Not the ridge I was thinking of (i was thinking directly to the east) but definitely looks like you found the right one in google earth. What an amazing tool that is! The fluting in the area around Ama dablam is quite spectacular. Glad you found what you were looking for.
Here is the photo as reproduced by Google Earth, as close as I can get, anyway. The lighting is not right, even with changing the sunlight setting and current date. Viewpoint is still a little high, the background peaks should not be visible.
The higher summit to the right is visible (cut off in the photo).

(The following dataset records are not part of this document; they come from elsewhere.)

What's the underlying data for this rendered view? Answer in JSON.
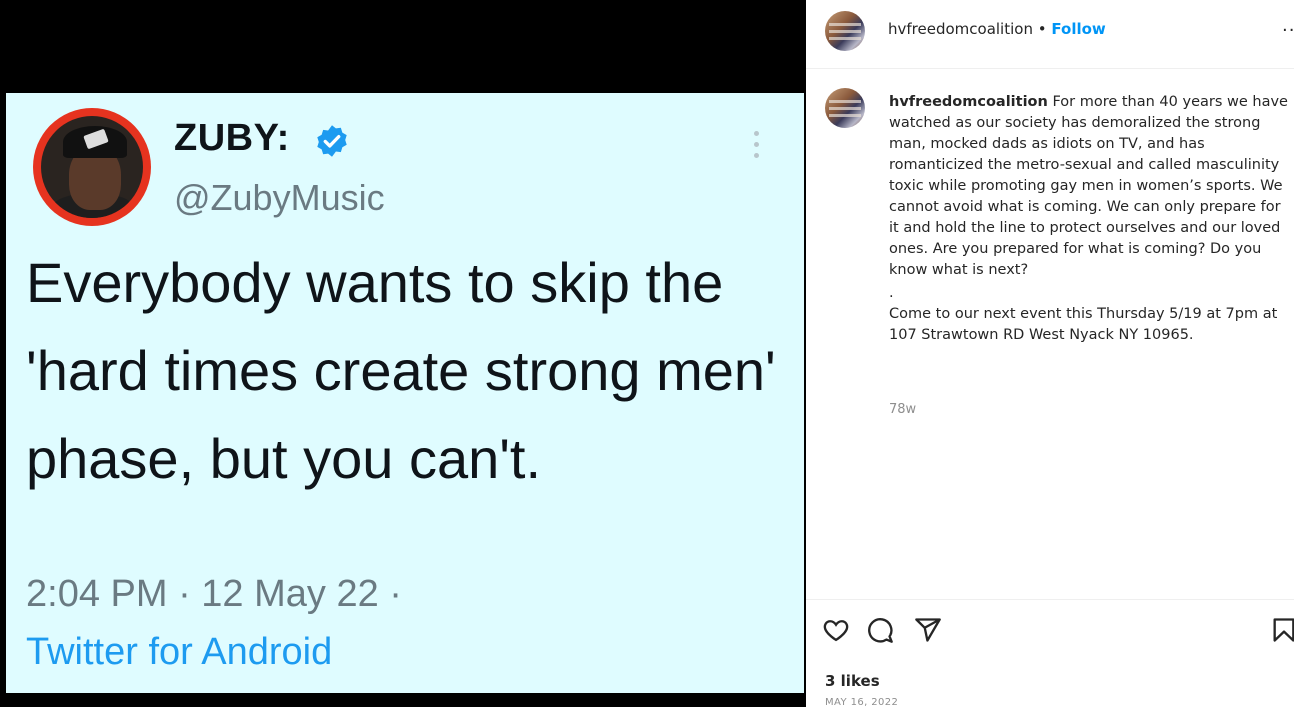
{
  "tweet": {
    "name": "ZUBY:",
    "handle": "@ZubyMusic",
    "text": "Everybody wants to skip the 'hard times create strong men' phase, but you can't.",
    "time": "2:04 PM · 12 May 22 ·",
    "source": "Twitter for Android"
  },
  "post": {
    "username": "hvfreedomcoalition",
    "separator": "•",
    "follow_label": "Follow",
    "more_label": "··",
    "caption_username": "hvfreedomcoalition",
    "caption_main": "For more than 40 years we have watched as our society has demoralized the strong man, mocked dads as idiots on TV, and has romanticized the metro-sexual and called masculinity toxic while promoting gay men in women’s sports. We cannot avoid what is coming. We can only prepare for it and hold the line to protect ourselves and our loved ones. Are you prepared for what is coming? Do you know what is next?",
    "caption_dot": ".",
    "caption_event": "Come to our next event this Thursday 5/19 at 7pm at 107 Strawtown RD West Nyack NY 10965.",
    "caption_age": "78w",
    "likes": "3 likes",
    "date": "MAY 16, 2022"
  },
  "icons": [
    "heart-icon",
    "comment-icon",
    "share-icon",
    "bookmark-icon",
    "verified-icon",
    "more-icon"
  ],
  "colors": {
    "tweet_bg": "#dffcff",
    "link": "#1d9bf0",
    "follow": "#0095f6"
  }
}
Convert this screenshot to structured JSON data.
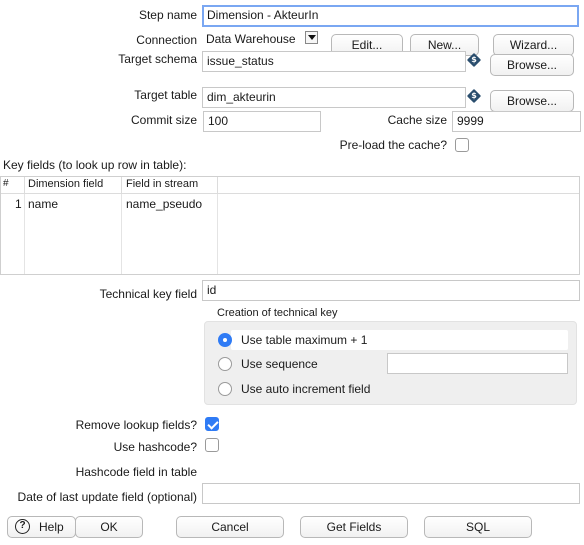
{
  "form": {
    "step_name_label": "Step name",
    "step_name_value": "Dimension - AkteurIn",
    "connection_label": "Connection",
    "connection_value": "Data Warehouse",
    "edit_button": "Edit...",
    "new_button": "New...",
    "wizard_button": "Wizard...",
    "target_schema_label": "Target schema",
    "target_schema_value": "issue_status",
    "browse_schema_button": "Browse...",
    "target_table_label": "Target table",
    "target_table_value": "dim_akteurin",
    "browse_table_button": "Browse...",
    "commit_size_label": "Commit size",
    "commit_size_value": "100",
    "cache_size_label": "Cache size",
    "cache_size_value": "9999",
    "preload_label": "Pre-load the cache?",
    "preload_checked": false
  },
  "key_fields": {
    "title": "Key fields (to look up row in table):",
    "columns": [
      "#",
      "Dimension field",
      "Field in stream"
    ],
    "rows": [
      {
        "num": "1",
        "dimension_field": "name",
        "field_in_stream": "name_pseudo"
      }
    ]
  },
  "technical_key": {
    "label": "Technical key field",
    "value": "id",
    "group_title": "Creation of technical key",
    "options": [
      {
        "label": "Use table maximum + 1",
        "selected": true
      },
      {
        "label": "Use sequence",
        "selected": false
      },
      {
        "label": "Use auto increment field",
        "selected": false
      }
    ],
    "sequence_value": ""
  },
  "options": {
    "remove_lookup_label": "Remove lookup fields?",
    "remove_lookup_checked": true,
    "use_hashcode_label": "Use hashcode?",
    "use_hashcode_checked": false,
    "hashcode_field_label": "Hashcode field in table",
    "date_last_update_label": "Date of last update field (optional)",
    "date_last_update_value": ""
  },
  "footer": {
    "help": "Help",
    "ok": "OK",
    "cancel": "Cancel",
    "get_fields": "Get Fields",
    "sql": "SQL"
  },
  "colors": {
    "accent": "#2f7bf5",
    "focus_border": "#7aa7f2"
  }
}
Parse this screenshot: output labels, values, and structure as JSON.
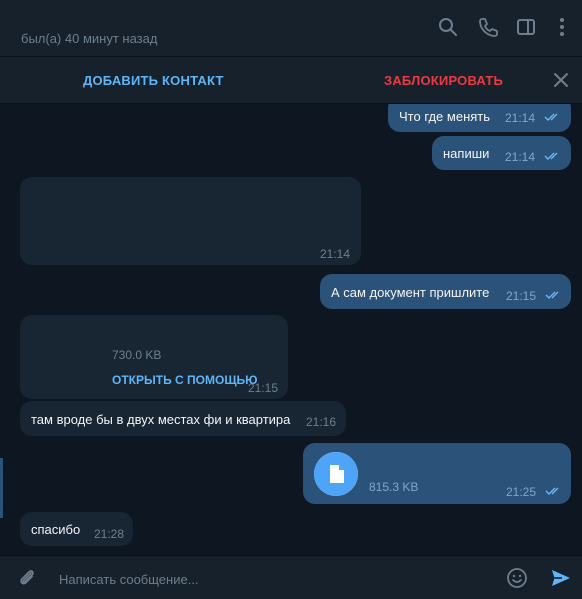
{
  "header": {
    "status": "был(а) 40 минут назад",
    "icons": [
      "search-icon",
      "phone-icon",
      "sidebar-toggle-icon",
      "more-vertical-icon"
    ]
  },
  "action_bar": {
    "add_contact": "ДОБАВИТЬ КОНТАКТ",
    "block": "ЗАБЛОКИРОВАТЬ",
    "close_icon": "close-icon"
  },
  "messages": [
    {
      "direction": "out",
      "text": "Что где менять",
      "time": "21:14",
      "read": true
    },
    {
      "direction": "out",
      "text": "напиши",
      "time": "21:14",
      "read": true
    },
    {
      "direction": "in",
      "text": "",
      "time": "21:14"
    },
    {
      "direction": "out",
      "text": "А сам документ пришлите",
      "time": "21:15",
      "read": true
    },
    {
      "direction": "in",
      "type": "file",
      "size": "730.0 KB",
      "action": "ОТКРЫТЬ С ПОМОЩЬЮ",
      "time": "21:15"
    },
    {
      "direction": "in",
      "text": "там вроде бы в двух местах фи и квартира",
      "time": "21:16"
    },
    {
      "direction": "out",
      "type": "file",
      "size": "815.3 KB",
      "time": "21:25",
      "read": true,
      "icon": "document-icon"
    },
    {
      "direction": "in",
      "text": "спасибо",
      "time": "21:28"
    }
  ],
  "composer": {
    "placeholder": "Написать сообщение...",
    "icons": [
      "attach-icon",
      "emoji-icon",
      "send-icon"
    ]
  },
  "colors": {
    "background": "#0e1621",
    "panel": "#17212b",
    "outgoing_bubble": "#2b5278",
    "incoming_bubble": "#182533",
    "accent": "#5eb5f7",
    "danger": "#ec3942"
  }
}
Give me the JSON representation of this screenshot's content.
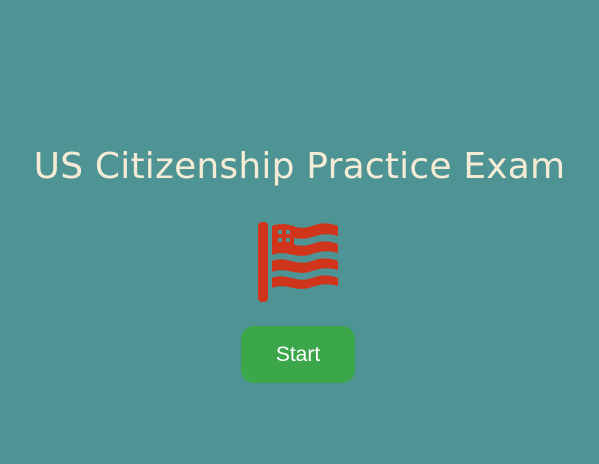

It is pretty fascinating to look at mountains separated in time.
George, what's funny is that I read K2: The Savage Mountain at about the same time I was reading a couple of your father's papers on neutron transport. Didn't put it together until later that it was the same guy. Pretty impressive guy.
Yes, my dad was pretty amazing. Too bad he is no longer with us.
The peak in the photo has no official name that I have found, it is the easternmost peak of Malangphutang (also spelled Malangphulang), 27deg48'58.18", 86deg53'20.85'. On one map it's height was identified as 6439m (21,125'). The main summit of Malangphutang is the "higher peak to the right", 6573m.
The photograph was taken from near Mingbo La looking south.
Nice image and what a "cool" thread. As you have noted, this is the peak SE of the Mingbo La (Pass) near Ama Dablam. I recognized it from the work I have been doing on behalf of the Extreme Ice Survey and Jim Balog. We have a time lapse camera that has been observing the Nare Glacier on the South side of Ama Dablam.
Looking South from EIS # 5 camera. Peak in question is to the right.
The peak appears to be the right in this image.
Flute melt down
This image, courtesy of Barry Bishop is from the first ascent of Ama Dablam in '61. We used this as a location to study the Nare Glacier.